Sementara temuan BPK di Sekretaris Dewan (Sekwan) Kabupaten Bartim adalah terkait pengadaan Printer yang harga satuannya lebih mahal, sedangkan di wilayah Bartim masalah penetapan harga mengacu kepada Peraturan Bupati tentang Penetatapan Basic Prize di Kabupaten Bartim.
Dian juga berharap ke depannya ada perbaikan sistem, salah satunya mengenai penetapan standar harga, sehingga kalau ada perubahan dalam sekian bulan, maka sebaiknya Pemerintah Daerah dalam satu tahun, dua kali untuk melakukan penetapan Basic Prize, agar tidak ada lagi temuan BPK terhadap SKPD.
“Hendaknya nanti benar-benar dihitung Basic Prizenya, termasuk pendapatan dan pengeluaran untuk rekanan dan pajaknya, sehingga ke depan kajadian seperti  ini tidak akan terulang lagi dan dengan demikian koordinasi bisa terjalin dengan baik,” harap Dian.
Di lain pihak, Inspektorat Kabupaten Bartim H Subari MM ketika di temui Metro7 di halaman Kantor Bupati Bartim Selasa (21/02) menilai kelemahan Belanja modal ini adalah karena belum dibentuknya Tim Standarisasi Harga Barang Daerah, sehingga penentuan harga Konsultan Pengawas, tidak dimanfaatkan oleh Pengguna Anggaran (PA).
“Ke depannya, Pengguna Anggaran diharapkan bisa menggunakan dan memanfaatkan jasa Konsultan Pengawas untuk membantu pekerjaan di lapangan, supaya tepat waktu sesuai dengan peraturan yang berlaku.
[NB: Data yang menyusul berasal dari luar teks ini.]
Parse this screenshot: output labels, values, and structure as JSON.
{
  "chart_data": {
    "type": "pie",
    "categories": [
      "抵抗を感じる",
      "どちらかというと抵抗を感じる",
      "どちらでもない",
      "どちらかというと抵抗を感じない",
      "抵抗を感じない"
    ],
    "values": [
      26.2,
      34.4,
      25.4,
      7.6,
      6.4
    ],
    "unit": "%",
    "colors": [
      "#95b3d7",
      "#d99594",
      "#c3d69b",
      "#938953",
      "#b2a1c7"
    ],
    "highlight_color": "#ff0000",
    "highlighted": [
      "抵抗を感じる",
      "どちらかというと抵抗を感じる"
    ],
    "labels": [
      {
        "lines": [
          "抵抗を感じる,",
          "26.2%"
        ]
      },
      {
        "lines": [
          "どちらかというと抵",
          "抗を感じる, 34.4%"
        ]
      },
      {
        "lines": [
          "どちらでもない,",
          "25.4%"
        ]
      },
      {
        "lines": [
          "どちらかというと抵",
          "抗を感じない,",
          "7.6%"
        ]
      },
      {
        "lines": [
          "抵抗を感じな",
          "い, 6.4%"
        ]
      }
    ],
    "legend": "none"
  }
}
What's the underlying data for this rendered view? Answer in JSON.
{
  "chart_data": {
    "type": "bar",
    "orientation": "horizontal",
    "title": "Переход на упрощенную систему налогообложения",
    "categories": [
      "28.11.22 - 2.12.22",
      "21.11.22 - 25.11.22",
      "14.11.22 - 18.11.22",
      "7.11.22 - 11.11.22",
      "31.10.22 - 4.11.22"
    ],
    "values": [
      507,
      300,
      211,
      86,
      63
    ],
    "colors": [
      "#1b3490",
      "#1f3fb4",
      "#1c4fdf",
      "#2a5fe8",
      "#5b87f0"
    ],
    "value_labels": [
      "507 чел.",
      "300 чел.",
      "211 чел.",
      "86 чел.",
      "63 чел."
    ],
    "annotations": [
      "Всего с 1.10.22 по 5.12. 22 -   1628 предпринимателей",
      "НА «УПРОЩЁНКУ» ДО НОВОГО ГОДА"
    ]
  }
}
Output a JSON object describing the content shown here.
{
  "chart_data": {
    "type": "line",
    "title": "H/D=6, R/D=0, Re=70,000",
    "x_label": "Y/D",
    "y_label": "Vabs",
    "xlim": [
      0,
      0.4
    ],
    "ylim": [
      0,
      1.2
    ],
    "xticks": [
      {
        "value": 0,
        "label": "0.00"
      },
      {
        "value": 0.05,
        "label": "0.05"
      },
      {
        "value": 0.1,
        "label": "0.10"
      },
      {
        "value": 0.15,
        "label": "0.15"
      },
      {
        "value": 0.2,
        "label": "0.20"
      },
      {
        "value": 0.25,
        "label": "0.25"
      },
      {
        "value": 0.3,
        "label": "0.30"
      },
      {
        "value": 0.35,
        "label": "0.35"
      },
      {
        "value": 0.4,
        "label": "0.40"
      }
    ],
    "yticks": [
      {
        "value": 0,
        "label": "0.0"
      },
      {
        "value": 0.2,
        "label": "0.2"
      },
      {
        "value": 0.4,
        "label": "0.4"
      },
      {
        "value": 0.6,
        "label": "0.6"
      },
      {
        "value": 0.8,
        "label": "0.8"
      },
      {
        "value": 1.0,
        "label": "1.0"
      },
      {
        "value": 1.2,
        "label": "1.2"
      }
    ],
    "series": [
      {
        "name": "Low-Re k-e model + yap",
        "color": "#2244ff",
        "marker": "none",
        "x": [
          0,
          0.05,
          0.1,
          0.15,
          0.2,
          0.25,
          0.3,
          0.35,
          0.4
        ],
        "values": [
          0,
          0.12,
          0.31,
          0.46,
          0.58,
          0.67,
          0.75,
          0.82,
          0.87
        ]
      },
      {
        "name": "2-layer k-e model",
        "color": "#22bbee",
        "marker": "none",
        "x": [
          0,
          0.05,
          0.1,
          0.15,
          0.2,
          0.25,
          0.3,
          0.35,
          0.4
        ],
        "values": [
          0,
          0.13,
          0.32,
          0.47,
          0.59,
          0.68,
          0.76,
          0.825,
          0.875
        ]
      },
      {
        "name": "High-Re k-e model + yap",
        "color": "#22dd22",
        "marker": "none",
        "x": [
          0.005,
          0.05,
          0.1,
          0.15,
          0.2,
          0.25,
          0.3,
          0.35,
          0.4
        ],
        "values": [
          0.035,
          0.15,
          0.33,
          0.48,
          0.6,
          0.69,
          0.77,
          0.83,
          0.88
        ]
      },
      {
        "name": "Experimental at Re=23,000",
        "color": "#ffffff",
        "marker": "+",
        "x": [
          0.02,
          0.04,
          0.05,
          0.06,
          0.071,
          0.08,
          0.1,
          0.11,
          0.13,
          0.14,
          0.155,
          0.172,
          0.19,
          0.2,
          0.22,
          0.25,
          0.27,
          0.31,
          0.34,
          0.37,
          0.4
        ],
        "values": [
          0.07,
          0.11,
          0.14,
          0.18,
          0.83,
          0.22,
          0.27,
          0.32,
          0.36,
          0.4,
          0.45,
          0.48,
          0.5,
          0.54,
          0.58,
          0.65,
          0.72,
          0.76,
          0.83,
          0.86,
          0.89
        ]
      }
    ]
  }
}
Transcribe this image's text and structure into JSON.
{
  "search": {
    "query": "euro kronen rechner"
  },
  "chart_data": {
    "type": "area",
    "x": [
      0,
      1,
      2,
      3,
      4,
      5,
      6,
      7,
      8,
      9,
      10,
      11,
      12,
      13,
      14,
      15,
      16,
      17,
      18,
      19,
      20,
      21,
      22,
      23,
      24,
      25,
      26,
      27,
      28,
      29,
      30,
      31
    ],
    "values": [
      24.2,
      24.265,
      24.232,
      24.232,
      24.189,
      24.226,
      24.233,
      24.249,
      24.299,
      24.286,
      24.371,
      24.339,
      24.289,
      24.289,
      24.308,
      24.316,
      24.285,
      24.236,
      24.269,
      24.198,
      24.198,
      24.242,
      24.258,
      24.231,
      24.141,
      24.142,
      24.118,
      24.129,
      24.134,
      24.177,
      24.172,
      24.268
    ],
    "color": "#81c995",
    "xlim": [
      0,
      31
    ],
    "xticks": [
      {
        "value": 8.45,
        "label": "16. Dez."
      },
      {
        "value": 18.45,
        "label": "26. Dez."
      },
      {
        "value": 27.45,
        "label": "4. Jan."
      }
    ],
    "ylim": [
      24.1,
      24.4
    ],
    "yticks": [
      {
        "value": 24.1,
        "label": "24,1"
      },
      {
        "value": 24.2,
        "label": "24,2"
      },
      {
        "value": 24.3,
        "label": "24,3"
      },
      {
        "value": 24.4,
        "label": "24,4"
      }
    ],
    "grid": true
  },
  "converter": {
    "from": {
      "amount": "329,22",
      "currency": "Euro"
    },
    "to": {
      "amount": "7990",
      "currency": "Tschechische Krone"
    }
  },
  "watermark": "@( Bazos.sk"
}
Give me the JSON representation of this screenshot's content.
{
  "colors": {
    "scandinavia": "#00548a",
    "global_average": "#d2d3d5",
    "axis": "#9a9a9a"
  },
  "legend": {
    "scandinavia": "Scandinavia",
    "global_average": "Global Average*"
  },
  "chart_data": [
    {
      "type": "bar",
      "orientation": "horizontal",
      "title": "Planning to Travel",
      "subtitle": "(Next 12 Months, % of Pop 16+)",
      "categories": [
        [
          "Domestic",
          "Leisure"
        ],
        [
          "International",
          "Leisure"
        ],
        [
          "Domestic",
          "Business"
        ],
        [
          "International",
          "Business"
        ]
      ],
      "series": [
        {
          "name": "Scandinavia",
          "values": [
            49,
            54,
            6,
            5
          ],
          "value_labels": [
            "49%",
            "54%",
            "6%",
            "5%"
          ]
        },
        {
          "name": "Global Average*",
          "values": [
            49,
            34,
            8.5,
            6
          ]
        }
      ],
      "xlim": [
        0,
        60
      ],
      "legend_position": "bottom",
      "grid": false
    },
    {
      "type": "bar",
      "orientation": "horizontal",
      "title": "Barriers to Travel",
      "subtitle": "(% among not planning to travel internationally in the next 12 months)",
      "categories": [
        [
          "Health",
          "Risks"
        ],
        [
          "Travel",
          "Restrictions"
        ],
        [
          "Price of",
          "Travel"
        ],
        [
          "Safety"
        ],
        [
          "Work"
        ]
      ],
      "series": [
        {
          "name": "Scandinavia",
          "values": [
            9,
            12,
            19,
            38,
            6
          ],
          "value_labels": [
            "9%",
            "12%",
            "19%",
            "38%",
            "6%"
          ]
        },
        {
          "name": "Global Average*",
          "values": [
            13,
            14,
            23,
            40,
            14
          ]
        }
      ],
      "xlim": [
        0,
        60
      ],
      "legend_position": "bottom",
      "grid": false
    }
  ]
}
Sistim pembayaran kontrak Konsultan Pengawas dibayar sesuai dengan kemajuan yang dicapai, sehingga pengawasan pekerjaan bisa berjalan dengan maksimal dari awal sampai akhir,” ungkapnya.
Pria berkacama ini menambahkan bahwa kontrak Konsultan Pengawas harus mengacu pada Buku Biru yang dikeluarkan oleh Departemen Pekerjaan Umum (PU), sesuai dengan pedoman mengenai Perencanaan Pengawasan dan Pengelolaan, sehingga Konsultan dalam melaksanakan pekerjaannya tidak asal kerja.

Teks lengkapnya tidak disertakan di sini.